The world is entering “a new phase” where large outbreaks of deadly diseases like Ebola are a “new normal”, the World Health Organization warns.
Previous Ebola outbreaks affected relatively small numbers of people.
But the Democratic Republic of Congo is dealing with the second ever largest outbreak, just three years after the world’s largest outbreak ended.
The WHO said countries and other bodies needed to focus on preparing for new deadly epidemics.
What is Ebola?
- Ebola is a virus that initially causes sudden fever, intense weakness, muscle pain and a sore throat.
- It progresses to vomiting, diarrhoea and both internal and external bleeding.
- People are infected when they have direct contact through broken skin, or the mouth and nose, with the blood, vomit, faeces or bodily fluids of someone with Ebola.
- Patients tend to die from dehydration and multiple organ failure.
There have been 2,025 cases of Ebola and 1,357 deaths from the virus during the outbreak in the Democratic Republic of Congo.
The largest outbreak, in West Africa in 2014-16 affected 28,616 people mostly in Guinea, Liberia and Sierra Leone. There were 11,310 deaths.
Yet the 12 outbreaks between 2000 and 2010 averaged fewer than 100 cases.
So why are modern outbreaks so much bigger?
“We are entering a very new phase of high impact epidemics and this isn’t just Ebola,” Dr Michael Ryan, the executive director of the WHO’s health emergencies programme told me.
He said the world is “seeing a very worrying convergence of risks” that are increasing the dangers of diseases including Ebola, cholera and yellow fever.
He said climate change, emerging diseases, exploitation of the rainforest, large and highly mobile populations, weak governments and conflict were making outbreaks more likely to occur and more likely to swell in size once they did.
‘Get to grips’
Dr Ryan said the World Health Organization was tracking 160 disease events around the world and nine were grade three emergencies (the WHO’s highest emergency level).
He said: “I don’t think we’ve ever had a situation where we’re responding to so many emergencies at one time.
“This is a new normal, I don’t expect the frequency of these events to reduce.”
As a result, he argued that countries and other bodies needed to “get to grips with readiness [and] be ready for these epidemics”.
The outbreak in DR Congo continues to worry health officials.
It took 224 days for the number of cases to reach 1,000, but just a further 71 days to reach 2,000.
Tackling the disease has been complicated by conflict in the region – between January and May there were more than 40 attacks on health facilities.
Another problem is distrust of healthcare workers with around a third of deaths being in the community. It means people are not seeking treatment and risk spreading the disease to neighbours and relatives.

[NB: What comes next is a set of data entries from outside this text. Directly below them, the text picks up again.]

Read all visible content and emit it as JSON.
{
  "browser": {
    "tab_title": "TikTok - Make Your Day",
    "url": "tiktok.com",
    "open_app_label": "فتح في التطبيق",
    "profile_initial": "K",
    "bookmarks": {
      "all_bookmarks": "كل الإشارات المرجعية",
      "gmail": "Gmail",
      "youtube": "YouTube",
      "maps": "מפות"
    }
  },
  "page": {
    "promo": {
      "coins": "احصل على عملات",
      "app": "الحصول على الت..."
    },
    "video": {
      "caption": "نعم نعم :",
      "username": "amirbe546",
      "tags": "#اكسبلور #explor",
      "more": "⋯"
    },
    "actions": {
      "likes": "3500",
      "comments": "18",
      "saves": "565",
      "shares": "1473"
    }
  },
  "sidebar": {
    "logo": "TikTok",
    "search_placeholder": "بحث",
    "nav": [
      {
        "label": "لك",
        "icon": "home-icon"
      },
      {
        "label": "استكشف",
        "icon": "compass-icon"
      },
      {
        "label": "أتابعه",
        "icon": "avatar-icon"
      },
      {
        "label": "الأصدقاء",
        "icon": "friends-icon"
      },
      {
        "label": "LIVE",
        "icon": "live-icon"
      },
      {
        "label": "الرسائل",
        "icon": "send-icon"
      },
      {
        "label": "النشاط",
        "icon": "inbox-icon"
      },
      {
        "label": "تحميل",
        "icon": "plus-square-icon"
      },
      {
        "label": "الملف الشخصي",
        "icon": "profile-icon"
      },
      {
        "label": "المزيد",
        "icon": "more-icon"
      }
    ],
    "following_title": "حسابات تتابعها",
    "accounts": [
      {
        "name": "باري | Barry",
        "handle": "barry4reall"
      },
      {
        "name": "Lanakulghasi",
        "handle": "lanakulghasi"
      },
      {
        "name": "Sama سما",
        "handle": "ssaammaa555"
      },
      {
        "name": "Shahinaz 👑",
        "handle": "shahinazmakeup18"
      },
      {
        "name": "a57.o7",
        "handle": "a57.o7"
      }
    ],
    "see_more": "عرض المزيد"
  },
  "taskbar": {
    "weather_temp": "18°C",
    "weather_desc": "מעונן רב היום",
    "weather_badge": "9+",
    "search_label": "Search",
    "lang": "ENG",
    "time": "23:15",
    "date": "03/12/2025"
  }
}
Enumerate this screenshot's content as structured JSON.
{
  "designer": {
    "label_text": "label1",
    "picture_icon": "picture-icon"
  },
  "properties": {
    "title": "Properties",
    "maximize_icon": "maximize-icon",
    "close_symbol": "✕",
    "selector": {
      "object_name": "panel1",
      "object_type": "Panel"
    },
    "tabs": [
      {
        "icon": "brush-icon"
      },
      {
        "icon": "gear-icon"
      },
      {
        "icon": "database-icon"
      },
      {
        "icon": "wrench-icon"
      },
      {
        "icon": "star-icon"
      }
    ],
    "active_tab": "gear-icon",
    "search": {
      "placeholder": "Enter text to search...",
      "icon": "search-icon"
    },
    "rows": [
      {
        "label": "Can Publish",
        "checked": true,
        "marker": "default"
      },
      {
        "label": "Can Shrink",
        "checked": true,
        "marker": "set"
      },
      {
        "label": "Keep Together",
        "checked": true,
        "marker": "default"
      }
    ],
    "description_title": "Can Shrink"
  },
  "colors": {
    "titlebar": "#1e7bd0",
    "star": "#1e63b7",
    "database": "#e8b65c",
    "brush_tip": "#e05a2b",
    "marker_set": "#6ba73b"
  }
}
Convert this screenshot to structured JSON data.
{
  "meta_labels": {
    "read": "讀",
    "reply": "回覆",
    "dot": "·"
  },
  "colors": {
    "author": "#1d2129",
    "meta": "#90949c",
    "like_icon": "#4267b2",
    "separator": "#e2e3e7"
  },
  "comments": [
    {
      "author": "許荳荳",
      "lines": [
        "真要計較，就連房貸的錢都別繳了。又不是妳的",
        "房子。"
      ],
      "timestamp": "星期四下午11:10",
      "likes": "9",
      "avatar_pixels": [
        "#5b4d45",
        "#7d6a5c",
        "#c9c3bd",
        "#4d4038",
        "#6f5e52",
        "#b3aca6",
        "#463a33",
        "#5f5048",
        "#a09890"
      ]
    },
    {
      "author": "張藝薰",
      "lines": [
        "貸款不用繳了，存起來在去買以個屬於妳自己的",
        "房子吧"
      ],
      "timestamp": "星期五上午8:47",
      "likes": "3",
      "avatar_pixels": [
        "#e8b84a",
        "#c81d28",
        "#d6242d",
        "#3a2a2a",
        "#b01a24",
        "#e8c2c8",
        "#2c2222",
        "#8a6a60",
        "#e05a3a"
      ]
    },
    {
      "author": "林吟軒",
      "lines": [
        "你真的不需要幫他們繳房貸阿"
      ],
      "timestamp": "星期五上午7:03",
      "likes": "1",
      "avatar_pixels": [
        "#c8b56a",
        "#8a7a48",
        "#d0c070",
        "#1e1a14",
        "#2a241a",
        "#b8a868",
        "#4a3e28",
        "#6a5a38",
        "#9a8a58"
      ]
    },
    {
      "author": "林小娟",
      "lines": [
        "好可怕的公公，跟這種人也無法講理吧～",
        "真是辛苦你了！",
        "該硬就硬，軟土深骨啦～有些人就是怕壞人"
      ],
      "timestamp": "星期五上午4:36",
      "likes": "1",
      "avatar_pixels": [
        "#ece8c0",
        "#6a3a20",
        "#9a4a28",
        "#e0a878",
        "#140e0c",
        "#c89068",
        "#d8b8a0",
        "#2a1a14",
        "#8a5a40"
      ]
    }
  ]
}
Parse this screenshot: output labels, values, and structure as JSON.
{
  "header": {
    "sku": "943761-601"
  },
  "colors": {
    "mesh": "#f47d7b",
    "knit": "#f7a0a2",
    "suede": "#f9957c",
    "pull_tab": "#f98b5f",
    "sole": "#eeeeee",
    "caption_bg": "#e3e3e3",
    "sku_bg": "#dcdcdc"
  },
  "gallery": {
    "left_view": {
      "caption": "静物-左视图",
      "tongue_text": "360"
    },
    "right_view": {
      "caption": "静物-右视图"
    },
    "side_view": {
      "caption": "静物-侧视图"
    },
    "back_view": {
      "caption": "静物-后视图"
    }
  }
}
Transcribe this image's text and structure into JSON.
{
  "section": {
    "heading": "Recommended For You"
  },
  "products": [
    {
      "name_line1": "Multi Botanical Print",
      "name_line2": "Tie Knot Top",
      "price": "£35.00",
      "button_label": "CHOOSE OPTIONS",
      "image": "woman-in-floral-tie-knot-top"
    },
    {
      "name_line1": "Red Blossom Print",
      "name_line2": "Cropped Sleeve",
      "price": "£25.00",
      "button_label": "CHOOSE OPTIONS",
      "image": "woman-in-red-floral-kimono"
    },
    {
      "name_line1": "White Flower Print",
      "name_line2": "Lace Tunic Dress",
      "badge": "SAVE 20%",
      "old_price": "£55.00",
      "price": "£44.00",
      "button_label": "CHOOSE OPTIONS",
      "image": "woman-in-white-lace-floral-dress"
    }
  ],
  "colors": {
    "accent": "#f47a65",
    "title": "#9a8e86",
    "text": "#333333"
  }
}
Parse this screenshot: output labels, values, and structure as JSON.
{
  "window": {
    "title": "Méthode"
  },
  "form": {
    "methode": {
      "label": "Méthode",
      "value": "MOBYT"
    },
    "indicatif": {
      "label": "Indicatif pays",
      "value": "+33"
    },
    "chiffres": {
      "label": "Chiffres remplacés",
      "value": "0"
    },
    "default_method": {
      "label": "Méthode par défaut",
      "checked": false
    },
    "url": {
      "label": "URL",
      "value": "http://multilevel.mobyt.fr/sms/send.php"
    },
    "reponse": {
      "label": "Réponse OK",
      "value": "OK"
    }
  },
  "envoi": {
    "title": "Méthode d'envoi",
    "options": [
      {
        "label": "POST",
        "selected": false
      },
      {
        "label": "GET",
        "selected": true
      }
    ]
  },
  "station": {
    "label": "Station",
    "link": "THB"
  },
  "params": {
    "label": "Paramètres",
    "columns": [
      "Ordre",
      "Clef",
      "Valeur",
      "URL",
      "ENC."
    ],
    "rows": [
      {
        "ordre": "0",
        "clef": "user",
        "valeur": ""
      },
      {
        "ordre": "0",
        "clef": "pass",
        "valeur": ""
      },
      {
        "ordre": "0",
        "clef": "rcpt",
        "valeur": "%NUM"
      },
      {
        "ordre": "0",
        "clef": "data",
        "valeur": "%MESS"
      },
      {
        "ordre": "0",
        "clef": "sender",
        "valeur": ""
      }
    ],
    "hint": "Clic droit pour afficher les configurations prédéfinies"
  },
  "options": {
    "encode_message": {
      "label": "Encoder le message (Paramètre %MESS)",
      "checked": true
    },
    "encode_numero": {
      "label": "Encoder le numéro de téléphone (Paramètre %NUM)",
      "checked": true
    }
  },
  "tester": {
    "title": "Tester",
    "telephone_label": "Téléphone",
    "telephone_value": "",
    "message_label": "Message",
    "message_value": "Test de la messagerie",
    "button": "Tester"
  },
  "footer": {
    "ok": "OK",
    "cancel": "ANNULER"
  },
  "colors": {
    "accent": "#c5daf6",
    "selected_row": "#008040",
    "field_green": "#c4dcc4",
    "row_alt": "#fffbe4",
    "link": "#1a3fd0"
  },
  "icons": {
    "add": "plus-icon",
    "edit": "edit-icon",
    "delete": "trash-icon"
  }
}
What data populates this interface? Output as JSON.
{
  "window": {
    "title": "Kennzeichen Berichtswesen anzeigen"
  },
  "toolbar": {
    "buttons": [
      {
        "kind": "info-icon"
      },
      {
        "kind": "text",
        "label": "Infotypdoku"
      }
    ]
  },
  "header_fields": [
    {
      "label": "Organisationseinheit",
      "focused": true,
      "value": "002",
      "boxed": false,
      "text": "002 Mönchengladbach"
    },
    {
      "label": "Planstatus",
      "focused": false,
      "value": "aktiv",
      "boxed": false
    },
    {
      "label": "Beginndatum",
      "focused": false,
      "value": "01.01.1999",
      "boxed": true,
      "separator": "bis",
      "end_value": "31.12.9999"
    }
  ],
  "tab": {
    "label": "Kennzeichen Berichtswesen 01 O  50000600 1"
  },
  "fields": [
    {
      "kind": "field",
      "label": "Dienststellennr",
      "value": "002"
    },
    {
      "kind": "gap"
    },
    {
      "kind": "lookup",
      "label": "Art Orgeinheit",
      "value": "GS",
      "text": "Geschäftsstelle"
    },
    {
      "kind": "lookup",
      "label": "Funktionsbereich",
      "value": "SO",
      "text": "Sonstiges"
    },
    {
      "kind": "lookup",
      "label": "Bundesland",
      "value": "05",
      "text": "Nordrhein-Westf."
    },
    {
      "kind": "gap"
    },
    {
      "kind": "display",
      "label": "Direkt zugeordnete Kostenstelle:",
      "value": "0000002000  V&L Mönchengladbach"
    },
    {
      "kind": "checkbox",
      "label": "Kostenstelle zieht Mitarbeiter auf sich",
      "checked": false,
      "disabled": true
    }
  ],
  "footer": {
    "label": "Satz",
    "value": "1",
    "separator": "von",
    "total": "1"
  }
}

Dr Josie Golding, the epidemics lead at the Wellcome Trust, said the world needed to get better at preparing for such outbreaks.
She told the BBC: “With Ebola in West Africa, that was the mobility of people and porous borders – that is now the world we live in, that won’t stop.”
She said climate change could lead to more outbreaks like cholera in Mozambique after Cyclone Idai, but hoped diseases resulting from humanitarian crises would not be a new normal.
“Preparedness needs to be better, we can see movement of populations and climate change, a lot of this we can see coming, and we need more resources to plan and prepare.”